The study addresses the core challenge of practical NLOS imaging: dependence on dense, regular sampling over large relay areas. By introducing a virtual confocal signal within a Bayesian signal–object collaborative framework, CC-SOCR overcomes rank deficiency and leverages complementary priors on measured/estimated signals and targets. This enables accurate albedo and surface normal reconstructions from arbitrary, sparse, and irregular relay configurations, including non-planar surfaces, thereby broadening NLOS applicability to realistic relays (e.g., shutters, fences, frames). Compared to SOCR, CC-SOCR removes the need for spatially regular measurements, applies temporal filtering rather than spatial correlation on measured signals, and couples priors to both measurements and virtual confocal data. Empirical results across synthetic and measured datasets demonstrate superior robustness and fidelity relative to LOG-BP, LCT/D-LCT, F-K, PF-BP/PF-RSD, and SOCR, particularly when interpolation would otherwise introduce bias. The framework thus directly advances reconstruction quality and acquisition efficiency, answering the research question by showing high-quality reconstructions under arbitrary illumination/detection patterns.

This work introduces CC-SOCR, a Bayesian non-line-of-sight imaging framework that incorporates a virtual confocal signal and collaborative priors on signals and targets. It reconstructs albedo and surface normals with high fidelity under general, irregular, and sparse relay configurations (confocal and non-confocal), significantly reducing acquisition requirements and expanding applicability beyond large, regular relay surfaces. Extensive experiments validate superior performance over state-of-the-art methods, including in challenging non-planar and highly incomplete measurement scenarios.

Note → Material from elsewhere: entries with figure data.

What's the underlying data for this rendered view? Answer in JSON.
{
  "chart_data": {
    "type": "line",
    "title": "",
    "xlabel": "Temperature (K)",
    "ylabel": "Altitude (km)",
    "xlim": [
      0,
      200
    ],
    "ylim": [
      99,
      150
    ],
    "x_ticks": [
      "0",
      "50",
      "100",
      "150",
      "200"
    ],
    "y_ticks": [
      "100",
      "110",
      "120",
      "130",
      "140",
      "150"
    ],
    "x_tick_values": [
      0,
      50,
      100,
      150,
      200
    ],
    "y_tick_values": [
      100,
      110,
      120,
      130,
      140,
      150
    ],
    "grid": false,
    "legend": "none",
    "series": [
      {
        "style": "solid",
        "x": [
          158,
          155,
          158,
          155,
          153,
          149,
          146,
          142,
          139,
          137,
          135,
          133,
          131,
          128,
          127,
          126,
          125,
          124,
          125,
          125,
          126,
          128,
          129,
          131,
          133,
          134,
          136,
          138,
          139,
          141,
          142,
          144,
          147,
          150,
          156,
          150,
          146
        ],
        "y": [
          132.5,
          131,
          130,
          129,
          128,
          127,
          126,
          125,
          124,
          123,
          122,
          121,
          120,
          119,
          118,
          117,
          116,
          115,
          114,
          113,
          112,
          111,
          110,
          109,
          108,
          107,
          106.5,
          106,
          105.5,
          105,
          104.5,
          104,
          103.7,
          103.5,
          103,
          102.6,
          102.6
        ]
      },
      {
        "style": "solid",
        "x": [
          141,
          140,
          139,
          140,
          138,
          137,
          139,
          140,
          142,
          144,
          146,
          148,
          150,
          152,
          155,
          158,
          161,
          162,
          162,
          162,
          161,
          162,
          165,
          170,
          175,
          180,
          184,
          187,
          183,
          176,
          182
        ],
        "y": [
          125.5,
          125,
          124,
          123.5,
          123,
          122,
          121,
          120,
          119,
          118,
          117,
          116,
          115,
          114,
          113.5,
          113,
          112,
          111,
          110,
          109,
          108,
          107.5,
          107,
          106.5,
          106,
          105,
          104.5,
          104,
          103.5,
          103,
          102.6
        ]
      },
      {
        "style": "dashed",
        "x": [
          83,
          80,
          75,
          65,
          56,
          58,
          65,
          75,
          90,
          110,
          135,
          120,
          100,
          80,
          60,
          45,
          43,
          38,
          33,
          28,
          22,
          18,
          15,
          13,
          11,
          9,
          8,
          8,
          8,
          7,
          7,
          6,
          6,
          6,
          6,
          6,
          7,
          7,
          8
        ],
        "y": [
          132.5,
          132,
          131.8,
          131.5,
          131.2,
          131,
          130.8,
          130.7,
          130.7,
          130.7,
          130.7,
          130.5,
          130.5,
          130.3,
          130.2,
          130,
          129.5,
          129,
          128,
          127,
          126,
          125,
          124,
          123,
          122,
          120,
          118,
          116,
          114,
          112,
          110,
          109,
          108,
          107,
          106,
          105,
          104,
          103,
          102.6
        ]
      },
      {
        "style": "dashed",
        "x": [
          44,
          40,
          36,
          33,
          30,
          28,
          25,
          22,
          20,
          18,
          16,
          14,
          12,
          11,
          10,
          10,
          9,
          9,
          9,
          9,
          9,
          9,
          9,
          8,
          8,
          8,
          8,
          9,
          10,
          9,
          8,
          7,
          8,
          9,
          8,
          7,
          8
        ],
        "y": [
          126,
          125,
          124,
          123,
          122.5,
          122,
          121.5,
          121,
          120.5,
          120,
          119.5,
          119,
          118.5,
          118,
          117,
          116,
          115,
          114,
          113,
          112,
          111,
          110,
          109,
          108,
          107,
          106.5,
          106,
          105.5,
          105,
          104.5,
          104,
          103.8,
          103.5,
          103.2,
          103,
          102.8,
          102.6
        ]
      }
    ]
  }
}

Future directions include reducing computational complexity via octree scene representations, GPU/parallel implementations, exploring virtual non-confocal signals and multi-plane virtual confocal signals to exploit spatial correlations, and further improving global convergence properties.

- Computational burden: Memory complexity O(max(N^3, M N)) and time complexity per iteration O(max(N^3, M N^3)); even with confocal N×N sampling time is O(N^5), comparable to SOCR. Adding multiple virtual planes or non-confocal virtual signals increases complexity. - Convergence: While subproblem convergences are guaranteed, global convergence of the alternating optimization is not guaranteed due to approximate updates of the target. - Model mismatch: Scenes with retroreflective materials (e.g., retroreflective letters) induce bias relative to the physical model used. - Ill-posedness with very limited measurements necessitates the virtual confocal regularization; without it, reconstructions can be blurry or artifact-prone. - Practical performance may depend on parameter selection for priors and dictionaries (guidance provided in supplementary notes).